The Swiss bank account. Usually a staple of international spy thrillers, it’s now getting top billing in a venue that’s more often known for dreadfully boring motions on matters of administration: a subcommittee of the United States Senate.
The Permanent Subcommittee on Investigations has released a report that shines a light on the dubious dealings of one bank in particular: Credit Suisse.
“When asked how many of the U.S.-linked accounts opened in Switzerland were hidden from the United States, Credit Suisse told the Subcommittee that it has been unable to determine or estimate that number. When asked how much money was involved in the undisclosed Swiss accounts, Credit Suisse was again unwilling to answer.

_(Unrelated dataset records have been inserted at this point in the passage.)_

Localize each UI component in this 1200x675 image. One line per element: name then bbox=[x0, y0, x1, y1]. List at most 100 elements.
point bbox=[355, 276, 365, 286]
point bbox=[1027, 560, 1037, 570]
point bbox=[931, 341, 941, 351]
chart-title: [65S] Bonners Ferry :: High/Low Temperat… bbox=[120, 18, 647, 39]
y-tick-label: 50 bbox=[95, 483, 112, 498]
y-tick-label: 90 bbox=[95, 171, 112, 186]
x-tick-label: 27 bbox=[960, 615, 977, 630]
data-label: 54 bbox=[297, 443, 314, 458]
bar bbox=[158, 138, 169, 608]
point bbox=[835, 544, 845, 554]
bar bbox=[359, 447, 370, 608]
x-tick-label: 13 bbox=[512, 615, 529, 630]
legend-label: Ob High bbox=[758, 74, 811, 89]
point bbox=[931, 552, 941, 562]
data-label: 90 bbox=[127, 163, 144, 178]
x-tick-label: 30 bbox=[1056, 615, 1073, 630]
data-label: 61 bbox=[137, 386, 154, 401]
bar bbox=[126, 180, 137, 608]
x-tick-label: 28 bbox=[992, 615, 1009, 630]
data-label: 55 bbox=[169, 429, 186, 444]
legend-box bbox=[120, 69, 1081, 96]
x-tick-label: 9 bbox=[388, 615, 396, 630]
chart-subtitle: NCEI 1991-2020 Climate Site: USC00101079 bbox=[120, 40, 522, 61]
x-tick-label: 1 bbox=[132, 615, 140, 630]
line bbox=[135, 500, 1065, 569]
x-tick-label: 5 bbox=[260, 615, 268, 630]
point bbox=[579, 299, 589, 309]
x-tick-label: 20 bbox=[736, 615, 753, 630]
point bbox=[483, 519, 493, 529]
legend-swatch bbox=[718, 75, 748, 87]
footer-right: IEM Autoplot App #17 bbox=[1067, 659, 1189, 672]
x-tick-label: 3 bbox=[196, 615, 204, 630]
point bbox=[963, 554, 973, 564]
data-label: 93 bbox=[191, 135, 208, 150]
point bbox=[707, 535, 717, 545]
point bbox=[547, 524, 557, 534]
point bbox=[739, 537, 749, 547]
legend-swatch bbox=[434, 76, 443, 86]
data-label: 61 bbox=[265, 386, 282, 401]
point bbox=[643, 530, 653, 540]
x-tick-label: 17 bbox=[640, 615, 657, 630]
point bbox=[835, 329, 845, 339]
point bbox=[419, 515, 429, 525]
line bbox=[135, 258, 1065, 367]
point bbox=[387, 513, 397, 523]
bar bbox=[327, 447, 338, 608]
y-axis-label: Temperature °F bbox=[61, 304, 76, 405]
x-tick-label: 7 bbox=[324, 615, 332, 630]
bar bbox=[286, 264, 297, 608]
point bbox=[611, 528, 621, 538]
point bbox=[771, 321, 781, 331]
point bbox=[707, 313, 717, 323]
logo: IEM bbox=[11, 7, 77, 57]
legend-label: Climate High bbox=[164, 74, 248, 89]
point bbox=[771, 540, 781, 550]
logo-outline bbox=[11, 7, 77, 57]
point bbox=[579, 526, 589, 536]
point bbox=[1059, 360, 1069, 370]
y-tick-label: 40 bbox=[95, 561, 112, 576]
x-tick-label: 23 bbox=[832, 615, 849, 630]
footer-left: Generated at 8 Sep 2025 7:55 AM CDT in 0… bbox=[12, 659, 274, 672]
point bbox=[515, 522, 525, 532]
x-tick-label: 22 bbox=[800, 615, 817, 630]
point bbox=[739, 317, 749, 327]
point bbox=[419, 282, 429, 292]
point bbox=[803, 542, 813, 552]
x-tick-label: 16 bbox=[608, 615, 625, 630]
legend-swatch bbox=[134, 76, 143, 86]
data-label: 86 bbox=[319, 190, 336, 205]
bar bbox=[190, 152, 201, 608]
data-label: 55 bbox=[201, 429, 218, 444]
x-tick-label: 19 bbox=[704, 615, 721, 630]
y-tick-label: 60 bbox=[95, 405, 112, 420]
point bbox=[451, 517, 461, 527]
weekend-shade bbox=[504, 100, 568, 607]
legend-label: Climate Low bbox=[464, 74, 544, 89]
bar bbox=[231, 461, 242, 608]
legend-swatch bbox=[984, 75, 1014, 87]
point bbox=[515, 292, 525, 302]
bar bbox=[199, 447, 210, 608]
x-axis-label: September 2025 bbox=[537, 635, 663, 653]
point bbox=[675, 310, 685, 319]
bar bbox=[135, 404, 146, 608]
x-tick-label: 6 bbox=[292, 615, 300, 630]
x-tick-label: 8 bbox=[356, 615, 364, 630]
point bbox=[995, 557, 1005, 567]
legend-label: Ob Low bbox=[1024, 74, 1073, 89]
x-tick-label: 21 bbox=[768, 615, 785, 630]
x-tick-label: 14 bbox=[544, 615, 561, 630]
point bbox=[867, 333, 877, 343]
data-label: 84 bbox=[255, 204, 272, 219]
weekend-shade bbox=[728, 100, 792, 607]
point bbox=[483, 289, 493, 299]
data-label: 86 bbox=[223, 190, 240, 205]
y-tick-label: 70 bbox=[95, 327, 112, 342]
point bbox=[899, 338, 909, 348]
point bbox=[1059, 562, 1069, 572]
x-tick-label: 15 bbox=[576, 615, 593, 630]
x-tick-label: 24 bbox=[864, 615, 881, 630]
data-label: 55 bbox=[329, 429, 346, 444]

“But any one of three methods for estimating the extent of the tax compliance problem at Credit Suisse shows that the vast majority of the 22,000 Swiss accounts opened for U.S. customers — between 85 and 95 percent – may have been hidden from U.S. authorities.”

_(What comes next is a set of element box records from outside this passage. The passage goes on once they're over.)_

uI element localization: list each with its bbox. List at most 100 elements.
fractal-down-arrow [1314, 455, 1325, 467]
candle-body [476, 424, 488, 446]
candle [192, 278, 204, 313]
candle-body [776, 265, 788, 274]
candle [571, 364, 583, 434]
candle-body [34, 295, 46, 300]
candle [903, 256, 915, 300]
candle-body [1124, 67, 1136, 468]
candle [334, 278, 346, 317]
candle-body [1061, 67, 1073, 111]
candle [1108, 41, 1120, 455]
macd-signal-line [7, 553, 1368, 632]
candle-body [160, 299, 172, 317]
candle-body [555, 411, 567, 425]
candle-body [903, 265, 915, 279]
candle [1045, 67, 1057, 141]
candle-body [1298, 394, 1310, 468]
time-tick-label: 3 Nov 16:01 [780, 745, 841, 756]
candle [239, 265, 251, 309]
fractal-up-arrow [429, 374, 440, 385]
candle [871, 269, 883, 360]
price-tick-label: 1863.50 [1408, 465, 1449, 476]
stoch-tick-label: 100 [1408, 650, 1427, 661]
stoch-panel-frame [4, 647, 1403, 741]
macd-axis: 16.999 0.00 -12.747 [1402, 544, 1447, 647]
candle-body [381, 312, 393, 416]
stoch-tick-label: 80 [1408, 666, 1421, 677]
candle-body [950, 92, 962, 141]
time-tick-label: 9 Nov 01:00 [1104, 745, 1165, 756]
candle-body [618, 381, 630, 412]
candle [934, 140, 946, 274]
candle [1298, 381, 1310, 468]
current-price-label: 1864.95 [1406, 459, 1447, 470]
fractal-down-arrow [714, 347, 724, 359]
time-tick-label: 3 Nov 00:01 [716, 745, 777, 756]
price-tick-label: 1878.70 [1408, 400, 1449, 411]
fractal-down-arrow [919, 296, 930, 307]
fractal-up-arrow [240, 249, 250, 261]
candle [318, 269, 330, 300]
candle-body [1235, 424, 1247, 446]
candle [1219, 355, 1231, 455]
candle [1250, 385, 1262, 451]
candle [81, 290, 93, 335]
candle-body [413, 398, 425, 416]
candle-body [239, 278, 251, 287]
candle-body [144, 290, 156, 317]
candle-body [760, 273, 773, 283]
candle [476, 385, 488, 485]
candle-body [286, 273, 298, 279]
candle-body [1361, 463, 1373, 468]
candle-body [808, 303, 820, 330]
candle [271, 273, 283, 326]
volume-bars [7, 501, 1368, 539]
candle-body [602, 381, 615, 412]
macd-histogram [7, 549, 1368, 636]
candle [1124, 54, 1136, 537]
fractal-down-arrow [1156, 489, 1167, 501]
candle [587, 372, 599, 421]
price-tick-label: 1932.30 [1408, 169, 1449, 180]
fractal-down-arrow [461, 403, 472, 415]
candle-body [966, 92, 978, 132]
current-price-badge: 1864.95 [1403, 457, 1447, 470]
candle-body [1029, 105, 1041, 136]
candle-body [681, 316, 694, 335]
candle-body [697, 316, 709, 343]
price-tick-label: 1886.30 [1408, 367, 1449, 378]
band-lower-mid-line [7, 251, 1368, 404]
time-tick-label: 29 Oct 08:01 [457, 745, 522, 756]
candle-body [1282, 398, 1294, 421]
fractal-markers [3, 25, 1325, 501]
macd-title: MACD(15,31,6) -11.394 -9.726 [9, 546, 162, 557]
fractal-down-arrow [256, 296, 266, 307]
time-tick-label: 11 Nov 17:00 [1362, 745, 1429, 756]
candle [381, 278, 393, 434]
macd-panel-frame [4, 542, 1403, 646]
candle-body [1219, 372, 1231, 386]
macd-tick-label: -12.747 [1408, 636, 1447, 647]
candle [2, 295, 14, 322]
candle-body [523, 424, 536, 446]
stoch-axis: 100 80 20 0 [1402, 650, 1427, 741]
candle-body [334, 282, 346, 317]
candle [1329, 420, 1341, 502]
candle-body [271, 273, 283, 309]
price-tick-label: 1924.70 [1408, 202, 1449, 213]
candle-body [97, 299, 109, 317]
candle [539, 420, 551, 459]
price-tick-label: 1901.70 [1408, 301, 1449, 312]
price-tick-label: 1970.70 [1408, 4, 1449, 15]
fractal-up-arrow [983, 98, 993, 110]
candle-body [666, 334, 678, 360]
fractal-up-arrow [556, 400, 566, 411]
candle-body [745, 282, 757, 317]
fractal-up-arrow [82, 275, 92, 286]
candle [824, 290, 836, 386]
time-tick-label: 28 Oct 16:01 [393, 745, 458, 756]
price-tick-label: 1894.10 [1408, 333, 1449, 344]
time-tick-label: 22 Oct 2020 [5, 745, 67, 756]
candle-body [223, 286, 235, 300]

The undeclared accounts could hold between five and 12 billion CHF (approximately US$5.5 and 13.5 billion).
Credit Suisse, says the report, has turned a blind eye to evidence of U.S. clients dodging the taxman. And the bank “continues to resist calculating the extent to which its Swiss accounts were used to facilitate U.S. tax evasion.”

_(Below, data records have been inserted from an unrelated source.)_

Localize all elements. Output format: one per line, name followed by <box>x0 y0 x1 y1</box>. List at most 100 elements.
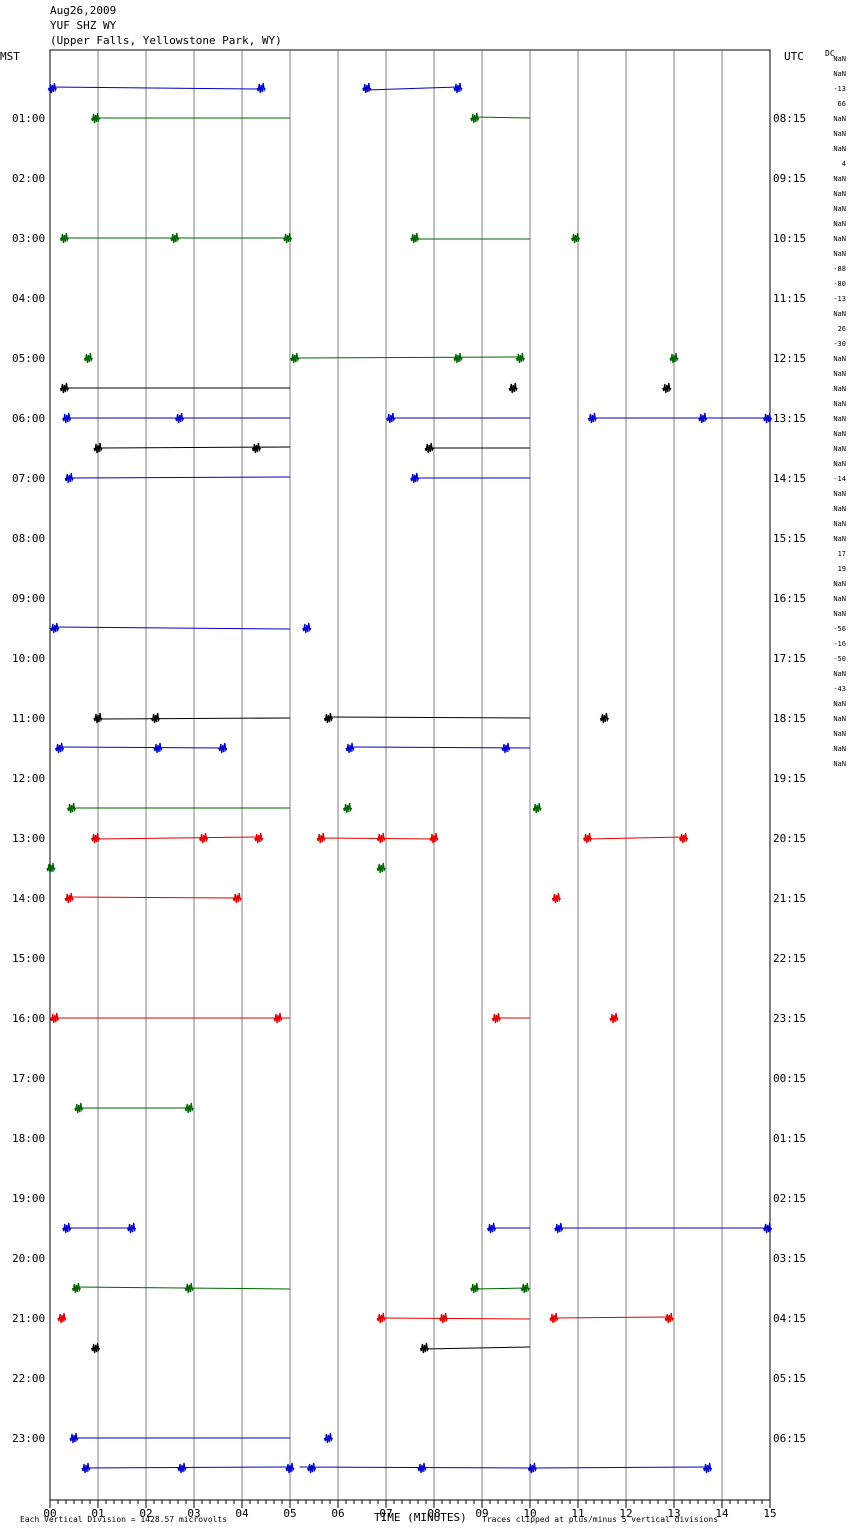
seismic-burst <box>515 352 525 364</box>
seismic-burst <box>470 1282 480 1294</box>
seismic-burst <box>93 442 103 454</box>
x-tick-label: 14 <box>715 1507 729 1520</box>
seismic-burst <box>316 832 326 844</box>
seismic-burst <box>54 742 65 754</box>
x-axis-title: TIME (MINUTES) <box>374 1511 467 1524</box>
seismic-burst <box>184 1282 194 1294</box>
seismic-burst <box>678 832 689 844</box>
trace-segment <box>49 86 262 90</box>
x-tick-label: 03 <box>187 1507 200 1520</box>
scale-note: Each Vertical Division = 1428.57 microvo… <box>20 1515 228 1524</box>
mst-hour-label: 09:00 <box>12 592 45 605</box>
dc-offset-value: -43 <box>833 685 846 693</box>
dc-offset-value: NaN <box>833 445 846 453</box>
seismic-burst <box>599 712 609 724</box>
dc-offset-value: NaN <box>833 130 846 138</box>
header-date: Aug26,2009 <box>50 4 117 17</box>
seismic-burst <box>153 742 163 754</box>
seismic-burst <box>362 82 372 94</box>
dc-offset-value: 19 <box>838 565 846 573</box>
header-location: (Upper Falls, Yellowstone Park, WY) <box>50 34 282 47</box>
dc-offset-value: NaN <box>833 385 846 393</box>
dc-offset-value: NaN <box>833 520 846 528</box>
seismic-burst <box>662 382 672 394</box>
trace-segment <box>474 116 531 119</box>
utc-hour-label: 09:15 <box>773 172 806 185</box>
utc-hour-label: 01:15 <box>773 1132 806 1145</box>
trace-segment <box>349 746 531 749</box>
dc-offset-value: -56 <box>833 625 846 633</box>
dc-offset-value: NaN <box>833 430 846 438</box>
header-station: YUF SHZ WY <box>50 19 117 32</box>
seismic-burst <box>554 1222 564 1234</box>
utc-hour-label: 12:15 <box>773 352 806 365</box>
dc-offset-value: NaN <box>833 70 846 78</box>
seismic-burst <box>587 412 597 424</box>
x-tick-label: 05 <box>283 1507 296 1520</box>
x-tick-label: 06 <box>331 1507 344 1520</box>
trace-segment <box>328 716 531 719</box>
seismic-burst <box>177 1462 187 1474</box>
utc-hour-label: 04:15 <box>773 1312 806 1325</box>
x-tick-label: 08 <box>427 1507 440 1520</box>
x-tick-label: 01 <box>91 1507 104 1520</box>
dc-offset-value: NaN <box>833 460 846 468</box>
mst-hour-label: 06:00 <box>12 412 45 425</box>
dc-offset-value: NaN <box>833 400 846 408</box>
x-tick-label: 07 <box>379 1507 392 1520</box>
mst-hour-label: 17:00 <box>12 1072 45 1085</box>
dc-offset-value: NaN <box>833 580 846 588</box>
seismic-burst <box>323 1432 333 1444</box>
dc-offset-value: NaN <box>833 115 846 123</box>
utc-hour-label: 18:15 <box>773 712 806 725</box>
dc-offset-value: NaN <box>833 145 846 153</box>
utc-axis-label: UTC <box>784 50 804 63</box>
seismic-burst <box>410 232 420 244</box>
utc-hour-label: 16:15 <box>773 592 806 605</box>
seismic-burst <box>64 892 74 904</box>
utc-hour-label: 02:15 <box>773 1192 806 1205</box>
seismic-burst <box>273 1012 283 1024</box>
seismic-burst <box>342 802 353 814</box>
mst-hour-label: 10:00 <box>12 652 45 665</box>
dc-offset-value: NaN <box>833 370 846 378</box>
dc-offset-value: 26 <box>838 325 846 333</box>
seismic-burst <box>438 1312 449 1324</box>
mst-hour-label: 12:00 <box>12 772 45 785</box>
dc-offset-value: NaN <box>833 595 846 603</box>
seismic-burst <box>254 832 264 844</box>
seismic-burst <box>83 352 93 364</box>
dc-offset-value: NaN <box>833 730 846 738</box>
trace-segment <box>59 746 223 749</box>
mst-hour-label: 19:00 <box>12 1192 45 1205</box>
seismic-burst <box>762 1222 773 1234</box>
seismic-burst <box>417 1462 427 1474</box>
seismic-burst <box>256 82 266 94</box>
dc-offset-value: -80 <box>833 280 846 288</box>
seismic-burst <box>66 802 77 814</box>
dc-offset-value: NaN <box>833 700 846 708</box>
utc-hour-label: 17:15 <box>773 652 806 665</box>
x-tick-label: 12 <box>619 1507 632 1520</box>
seismic-burst <box>453 352 463 364</box>
seismic-burst <box>47 82 57 94</box>
seismic-burst <box>62 1222 72 1234</box>
utc-hour-label: 19:15 <box>773 772 806 785</box>
seismic-burst <box>150 712 161 724</box>
seismic-burst <box>62 412 72 424</box>
utc-hour-label: 00:15 <box>773 1072 806 1085</box>
seismic-burst <box>71 1282 81 1294</box>
mst-hour-label: 21:00 <box>12 1312 45 1325</box>
trace-segment <box>534 1466 708 1469</box>
trace-segment <box>587 836 684 840</box>
dc-offset-value: NaN <box>833 55 846 63</box>
dc-offset-value: -16 <box>833 640 846 648</box>
seismic-burst <box>410 472 420 484</box>
dc-offset-value: NaN <box>833 535 846 543</box>
seismic-burst <box>323 712 333 724</box>
dc-offset-value: -30 <box>833 340 846 348</box>
seismic-burst <box>170 232 180 244</box>
trace-segment <box>76 1286 291 1290</box>
trace-segment <box>553 1316 670 1319</box>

But it gets better. Here’s the report’s description of how a certain “Client 1” took care of business at Credit Suisse:
“In order to tend to the Credit Suisse account, Client 1 usually travelled to meet [Credit Suisse banker] Mr. Bergantino in Switzerland on an annual basis. Typically, Client 1 informed Mr. Bergantino, in advance of the trip, of plans to visit Switzerland. At each visit, upon arriving at the bank, Client 1 met a Credit Suisse employee in the lobby. When they took an elevator to another floor, Client 1 observed that the elevator had no buttons and was controlled remotely.
“A bank representative then escorted Client 1 to a nondescript meeting room, painted white, to meet with Mr. Bergantino, instead of meeting in Mr. Bergantino’s office. As was the usual practice, Client 1 viewed the account statements, and then discussed their contents with Mr. Bergantino.
“Mr. Bergantino then offered Client 1 additional financial products. At the close of each visit, Client 1 signed an order to destroy the account statements that had been reviewed. Whenever Client 1 was visiting the bank, Credit Suisse offered an opportunity to withdraw funds in cash, though Client 1 did not recall ever doing so.”